A Novel Cryptic t(2;3)(p21;q25) Translocation Fuses the and Genes in Uterine Leiomyoma With 3q- as the Sole Visible Chromosome Abnormality.

BACKGROUND/AIM: Deletions in the q arm of chromosome 3 have been reported in uterine leiomyomas, also as sole anomalies.

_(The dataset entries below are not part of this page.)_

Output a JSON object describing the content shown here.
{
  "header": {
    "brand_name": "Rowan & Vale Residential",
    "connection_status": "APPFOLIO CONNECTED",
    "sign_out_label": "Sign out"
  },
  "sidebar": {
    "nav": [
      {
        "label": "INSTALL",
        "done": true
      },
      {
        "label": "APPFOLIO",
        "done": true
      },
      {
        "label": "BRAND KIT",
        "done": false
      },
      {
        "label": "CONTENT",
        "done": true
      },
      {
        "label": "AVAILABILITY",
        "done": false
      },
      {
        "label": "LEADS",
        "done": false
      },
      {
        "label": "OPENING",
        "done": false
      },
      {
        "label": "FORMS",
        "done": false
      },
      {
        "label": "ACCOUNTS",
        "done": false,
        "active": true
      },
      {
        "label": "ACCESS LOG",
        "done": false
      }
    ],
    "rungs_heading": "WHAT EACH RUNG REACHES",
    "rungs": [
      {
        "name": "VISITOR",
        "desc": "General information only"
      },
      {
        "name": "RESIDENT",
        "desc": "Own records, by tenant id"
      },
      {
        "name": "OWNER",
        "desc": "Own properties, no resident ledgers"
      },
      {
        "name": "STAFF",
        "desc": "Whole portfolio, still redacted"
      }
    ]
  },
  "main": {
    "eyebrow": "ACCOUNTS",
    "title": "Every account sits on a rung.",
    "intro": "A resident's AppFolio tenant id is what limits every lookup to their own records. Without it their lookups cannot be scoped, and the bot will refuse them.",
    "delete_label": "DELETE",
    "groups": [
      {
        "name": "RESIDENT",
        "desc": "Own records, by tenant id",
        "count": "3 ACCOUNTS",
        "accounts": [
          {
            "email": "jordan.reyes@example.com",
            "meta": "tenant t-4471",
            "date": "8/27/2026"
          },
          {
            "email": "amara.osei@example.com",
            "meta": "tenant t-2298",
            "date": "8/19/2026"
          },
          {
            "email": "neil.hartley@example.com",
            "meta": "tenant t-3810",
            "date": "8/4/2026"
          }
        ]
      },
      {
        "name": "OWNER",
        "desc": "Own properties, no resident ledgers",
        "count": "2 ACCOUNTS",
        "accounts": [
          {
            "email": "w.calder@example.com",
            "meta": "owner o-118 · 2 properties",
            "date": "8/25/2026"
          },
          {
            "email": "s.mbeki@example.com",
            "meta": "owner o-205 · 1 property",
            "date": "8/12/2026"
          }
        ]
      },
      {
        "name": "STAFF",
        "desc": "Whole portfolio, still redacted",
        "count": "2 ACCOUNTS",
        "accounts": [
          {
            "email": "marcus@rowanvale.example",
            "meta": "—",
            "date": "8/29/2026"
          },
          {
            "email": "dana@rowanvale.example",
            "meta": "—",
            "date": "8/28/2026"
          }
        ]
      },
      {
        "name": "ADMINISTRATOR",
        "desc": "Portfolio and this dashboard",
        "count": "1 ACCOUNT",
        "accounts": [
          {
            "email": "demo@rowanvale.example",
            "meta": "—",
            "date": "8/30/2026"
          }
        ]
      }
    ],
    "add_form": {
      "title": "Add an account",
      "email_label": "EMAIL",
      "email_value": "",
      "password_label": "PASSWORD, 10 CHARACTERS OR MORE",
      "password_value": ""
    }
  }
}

Because some neoplasia-associated deletions may give rise to tumorigenic fusion genes, we chose to investigate thoroughly one such tumor.

MATERIALS AND METHODS

A uterine leiomyoma obtained from a 45-year-old woman had the karyotype 46,XX,del(3)(q?)[11]. The tumor was further studied using array comparative genomic hybridization, RNA sequencing, reverse transcription polymerase chain reaction, Sanger sequencing, and fluorescence in situ hybridization methodologies.

RESULTS

The deletion was shown to be from 3q22.2 to 3q26.32. Unexpectedly, a cryptic balanced t(2;3)(p21;q25) translocation was also found affecting two otherwise normal chromosomes 2 and 3, i.e., the der(3)t(2;3) was not the deleted chromosome 3. The translocation generated two chimeras between the genes WW domain containing transcription regulator 1 (WWTR1) from 3q25.1 and protein kinase C epsilon (PRKCE) from 2p21. The WWTR1::PRKCE fusion would code for a chimeric serine/threonine kinase, whereas the reciprocal PRKCE::WWTR1 fusion would code for a chimeric transcriptional coactivator protein.

CONCLUSION

Leiomyomas carrying a deletion on 3q may also have a balanced t(2;3)(p21;q25) leading to fusion of WWTR1 with PRKCE.